If it was the internet instead of National Geographic we'd all be calling shenanigans.

chickelit said...

Well... at least it's not a gigantic walk-through vagina.

Banks should adopt that decor.

Icepick said...

About tattoo guy... who behaves that way while someone is watching and taking pictures of it?

Synova, there are more of them than you'd think. My neighbor is one of them.

ndspinelli said...

That's Oil Can Boyd's sister. She's a quart low.

Valentine Smith said...

I wouldn't bet on that not being a giant walk-in vagina.

Lydia said...

I'm going to cut this particular performance artist, Julie Djikey, some slack. Mostly because she's based in Congo, which is usually labeled a hell hole, and has maybe simply figured out a way to make a buck off trendy French visitors.

You can see her human car in action here. Mostly sad, really.

Shouting Thomas said...

The scourge of Rhetoric 101 strikes again.

Even black kids are now such spoiled brats that they are demanding that we power our cities and industries with unicorn farts.

This girl undoubtedly was praised effusively in her useless liberal arts classes.

Shouting Thomas said...

The scourge of Rhetoric 101 strikes again.

Even black kids are now such spoiled brats that they are demanding that we power our cities and industries with unicorn farts.

This girl undoubtedly was praised effusively in her useless liberal arts classes.

The Dude said...

She is concerned about the depletion of the ozone layer. Give her another 30 years and she can start whining about AGW. She's an idiot, and not even that useful.

JAL said...
This comment has been removed by the author.
JAL said...

Speaking of tattoos -- years ago when I worked in the hospital I was known to joke that I wanted a tattoo on my abdomen which said "Do not let Drs. ... [several names] touch me."

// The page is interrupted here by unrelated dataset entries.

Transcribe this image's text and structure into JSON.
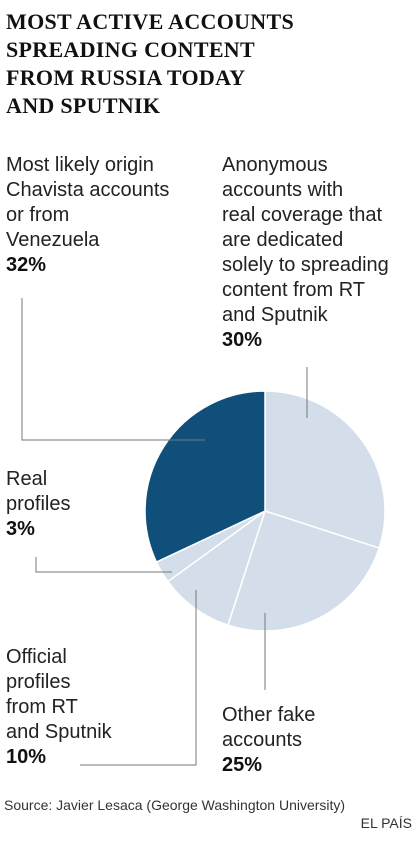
{
  "header": {
    "title_lines": [
      "MOST ACTIVE ACCOUNTS",
      "SPREADING CONTENT",
      "FROM RUSSIA TODAY",
      "AND SPUTNIK"
    ]
  },
  "chart_data": {
    "type": "pie",
    "title": "MOST ACTIVE ACCOUNTS SPREADING CONTENT FROM RUSSIA TODAY AND SPUTNIK",
    "slices": [
      {
        "label_lines": [
          "Anonymous",
          "accounts with",
          "real coverage that",
          "are dedicated",
          "solely to spreading",
          "content from RT",
          "and Sputnik"
        ],
        "percent_text": "30%",
        "value": 30,
        "color": "#d3deea"
      },
      {
        "label_lines": [
          "Other fake",
          "accounts"
        ],
        "percent_text": "25%",
        "value": 25,
        "color": "#d3deea"
      },
      {
        "label_lines": [
          "Official",
          "profiles",
          "from RT",
          "and Sputnik"
        ],
        "percent_text": "10%",
        "value": 10,
        "color": "#d3deea"
      },
      {
        "label_lines": [
          "Real",
          "profiles"
        ],
        "percent_text": "3%",
        "value": 3,
        "color": "#d3deea"
      },
      {
        "label_lines": [
          "Most likely origin",
          "Chavista accounts",
          "or from",
          "Venezuela"
        ],
        "percent_text": "32%",
        "value": 32,
        "color": "#0f4f7a"
      }
    ],
    "slice_border_color": "#ffffff",
    "leader_line_color": "#777777"
  },
  "footer": {
    "source": "Source: Javier Lesaca (George Washington University)",
    "credit": "EL PAÍS"
  }
}
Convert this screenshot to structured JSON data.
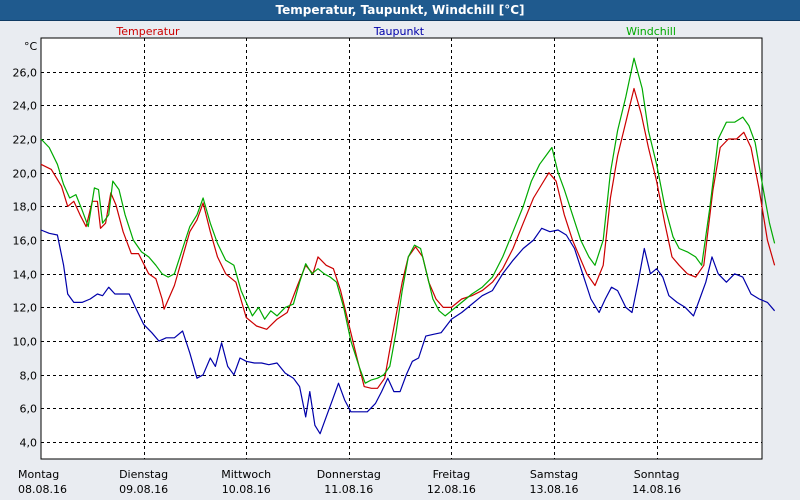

There are always a couple, back in the day when doctors took call in the ER, who you did not want near you. Or your pet turtle. The nurses knew.

And now, decades later, look what we do. Not only warning labels, we sell advertising.

Evi L. Bloggerlady said...

Weird. I posted a link to that scene in Giant where Jimmy Dean gets doused with black gold. Now it is missing. Did I screw up and not post it right?